Foram consideradas como atenuantes: (i) o reconhecimento, pela Clear, da falha ocorrida em 9.6.2015; (ii) a ausência de intenção em prejudicar o Cliente; (iii) a melhora dos sistemas e controles de risco da Corretora, após a falha ocorrida em 9.6.2015; e (iv) a ausência de processos administrativos disciplinares anteriores transitados em julgado em face da Clear.

Em seu voto, o Conselheiro Relator Sérgio Odilon dos Anjos, destacou que a Clear descumpriu: (i) o dever de diligência por ter permitido que operações, acima do limite do risco que seria controlado pela própria Clear, fossem realizadas em nome de Cliente; e (ii) o dever de lealdade, que se relaciona com as obrigações de a Clear cumprir com suas próprias regras, consequentemente, de não quebrar as expectativas de seus clientes com relação ao cumprimento, pela Corretora, da gestão de risco pré-operacional, obrigação assumida pela Corretora em sua Política de Risco.

O voto do Conselheiro Relator Sérgio Odilon dos Anjos, também esclareceu que o valor da multa, ao qual a Corretora foi condenada, não poderia se prestar ao ressarcimento do investidor, pois: (i) a dosimetria da pena considerou as atenuantes descritas em seu voto; (ii) as operações ocorridas em 9.6.2015 também foram objeto do processo de Mecanismo de Ressarcimento de Prejuízo nº 441/2016, julgado parcialmente procedente, em que se reconheceu o prejuízo do Cliente, e o ressarcimento foi limitado ao valor máximo possível de R$ 120.000,00 (cento e vinte mil reais), atualizados pelo IPCA e acrescidos de juros de 6% ao ano; e (c) as conclusões deste processo e do processo de MRP não obstam que o Cliente tente alcançar seu ressarcimento por outros meios.

Notificada do resultado do julgamento realizado pela Turma do Conselho de Supervisão da BSM, a Clear apresentou recurso, reiterando os argumentos apresentados na defesa, na manifestação ao Parecer Jurídico, e nos memoriais encaminhados, antes do julgamento, bem como solicitou a revisão da dosimetria utilizada pelo Conselheiro Relator, indicando que não estaria alinhada com os precedentes da BSM.

Em 23.7.2018, foi proferido despacho determinando a comprovação de que a Corretora teria assumido integralmente o prejuízo sofrido pelo Cliente, conforme exposto no recurso.

A Corretora se manifestou, em 16.8.2018, esclarecendo que cobriu os prejuízos das operações do Cliente, na qualidade de participante de negociação, perante a Câmara da B3 e alegou que tal valor poderia ser reivindicado judicialmente em face do Cliente.

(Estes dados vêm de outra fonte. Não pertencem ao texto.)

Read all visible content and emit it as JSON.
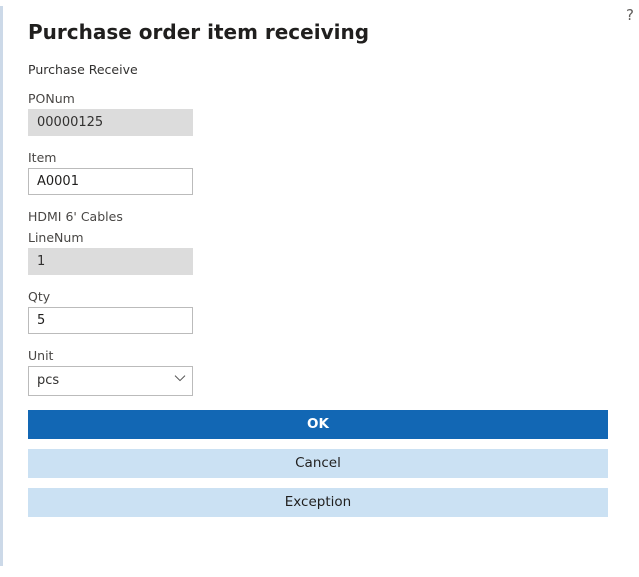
{
  "help_icon": "?",
  "page_title": "Purchase order item receiving",
  "section_label": "Purchase Receive",
  "fields": {
    "ponum": {
      "label": "PONum",
      "value": "00000125"
    },
    "item": {
      "label": "Item",
      "value": "A0001",
      "description": "HDMI 6' Cables"
    },
    "linenum": {
      "label": "LineNum",
      "value": "1"
    },
    "qty": {
      "label": "Qty",
      "value": "5"
    },
    "unit": {
      "label": "Unit",
      "value": "pcs"
    }
  },
  "buttons": {
    "ok": "OK",
    "cancel": "Cancel",
    "exception": "Exception"
  }
}
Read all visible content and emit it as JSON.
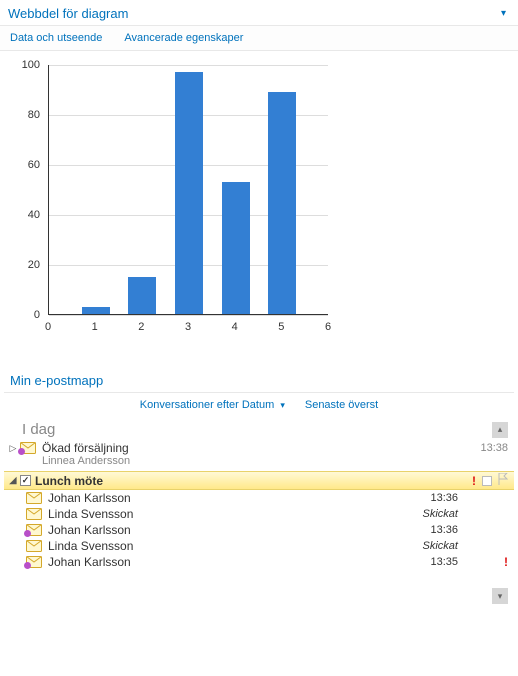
{
  "chart_wp": {
    "title": "Webbdel för diagram",
    "toolbar": {
      "data": "Data och utseende",
      "advanced": "Avancerade egenskaper"
    }
  },
  "chart_data": {
    "type": "bar",
    "categories": [
      1,
      2,
      3,
      4,
      5
    ],
    "values": [
      3,
      15,
      97,
      53,
      89
    ],
    "title": "",
    "xlabel": "",
    "ylabel": "",
    "xlim": [
      0,
      6
    ],
    "ylim": [
      0,
      100
    ],
    "xticks": [
      0,
      1,
      2,
      3,
      4,
      5,
      6
    ],
    "yticks": [
      0,
      20,
      40,
      60,
      80,
      100
    ]
  },
  "mail_wp": {
    "title": "Min e-postmapp",
    "sort_by": "Konversationer efter Datum",
    "order": "Senaste överst",
    "date_header": "I dag",
    "threads": [
      {
        "subject": "Ökad försäljning",
        "sender": "Linnea Andersson",
        "time": "13:38",
        "expanded": false,
        "selected": false,
        "icon": "envelope-reply"
      },
      {
        "subject": "Lunch möte",
        "expanded": true,
        "selected": true,
        "important": true,
        "checked": true,
        "children": [
          {
            "sender": "Johan Karlsson",
            "time": "13:36",
            "icon": "envelope"
          },
          {
            "sender": "Linda Svensson",
            "status": "Skickat",
            "icon": "envelope"
          },
          {
            "sender": "Johan Karlsson",
            "time": "13:36",
            "icon": "envelope-reply"
          },
          {
            "sender": "Linda Svensson",
            "status": "Skickat",
            "icon": "envelope"
          },
          {
            "sender": "Johan Karlsson",
            "time": "13:35",
            "icon": "envelope-reply",
            "important": true
          }
        ]
      }
    ]
  }
}
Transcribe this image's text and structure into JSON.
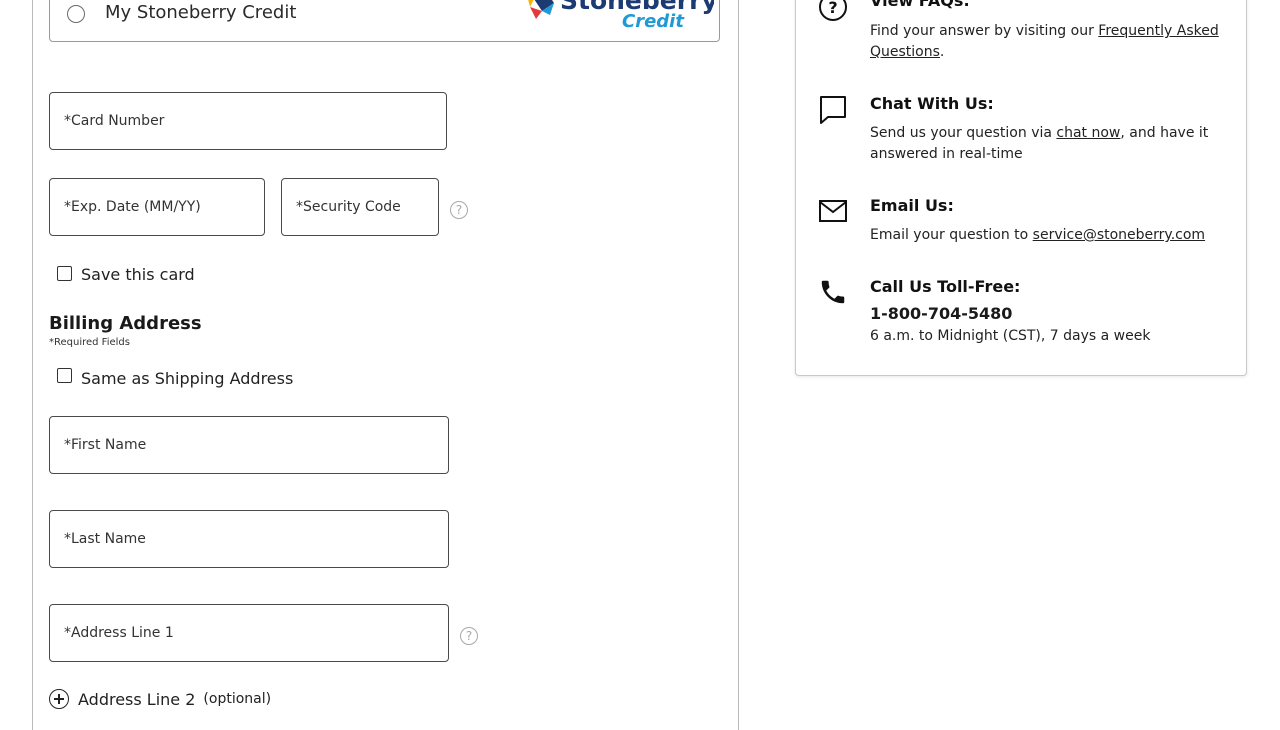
{
  "payment": {
    "option_label": "My Stoneberry Credit",
    "logo_text_main": "Stoneberry",
    "logo_text_sub": "Credit"
  },
  "card_form": {
    "card_number": "*Card Number",
    "exp_date": "*Exp. Date (MM/YY)",
    "security_code": "*Security Code",
    "save_card": "Save this card"
  },
  "billing": {
    "heading": "Billing Address",
    "required_note": "*Required Fields",
    "same_as_shipping": "Same as Shipping Address",
    "first_name": "*First Name",
    "last_name": "*Last Name",
    "address_line1": "*Address Line 1",
    "address_line2": "Address Line 2",
    "address_line2_optional": "(optional)"
  },
  "help": {
    "faq_title": "View FAQs:",
    "faq_text": "Find your answer by visiting our ",
    "faq_link": "Frequently Asked Questions",
    "faq_end": ".",
    "chat_title": "Chat With Us:",
    "chat_text1": "Send us your question via ",
    "chat_link": "chat now",
    "chat_text2": ", and have it answered in real-time",
    "email_title": "Email Us:",
    "email_text": "Email your question to ",
    "email_link": "service@stoneberry.com",
    "call_title": "Call Us Toll-Free:",
    "phone": "1-800-704-5480",
    "hours": "6 a.m. to Midnight (CST), 7 days a week"
  },
  "colors": {
    "brand_navy": "#1c3b73",
    "brand_teal": "#1e9ad6",
    "border": "#4a4a4a"
  }
}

A Clear também destacou que seria possível abater o total do saldo devedor do Cliente, desde que o valor fosse reduzido integralmente do valor aplicado de multa pela Decisão recorrida.

Em 18.10.2018, o Pleno Conselho de Supervisão da BSM (“Pleno”), decidiu, por unanimidade, pela manutenção da decisão da Turma, destacando que a dosimetria da pena aplicada pela Turma do Conselho de Supervisão estaria adequada ao caso, e que por tal motivo, a decisão deveria ser mantida na íntegra.

O Conselheiro Relator Claudio Ness Mauch, em seu voto, demonstrou que os fatos analisados em sede de recurso não permitiam a alteração da pena aplicável a Recorrente, visto que: (i) restou configurada infração aos deveres de diligência e lealdade previstos no artigo 30 da ICVM 505/2011; e (ii) o Recurso não trouxe elementos que ensejassem a revisão da decisão tomada pela Turma.

EMENTA:
CLEAR. DESCUMPRIMENTO DOS DEVERES DE DILIGÊNCIA. DEVERES DE LEALDADE. CONTROLE PRÉVIO DE LIMITE OPERACIONAL DO CLIENTE PELA CORRETORA. REALIZAÇÃO DE OPERAÇÕES ACIMA DO LIMITE OPERACIONAL. INOBSERVÂNCIA REGRAS DA CORRETORA. NÃO REALIZAÇÃO DE TESTES E SIMULAÇÕES PERIÓDICOS QUE EXPONHAM OS SISTEMAS DE CONTROLE DE RISCO A TESTES DE ESTRESSE. INFRAÇÃO AO ARTIGO 30 DA ICVM 505. JULGAMENTO PELA TURMA DO CONSELHO DE SUPERVISÃO. PENALIDADE DE MULTA NO VALOR DE R$ 250.000,00. RECURSO. JULGAMENTO PELO PLENO DO CONSELHO DE SUPERVISÃO DA BSM. MANUTENÇÃO DA PENALIDADE DE MULTA. PENALIDADE APLICADA. CUMPRIMENTO DA OBRIGAÇÃO PELA CORRETORA.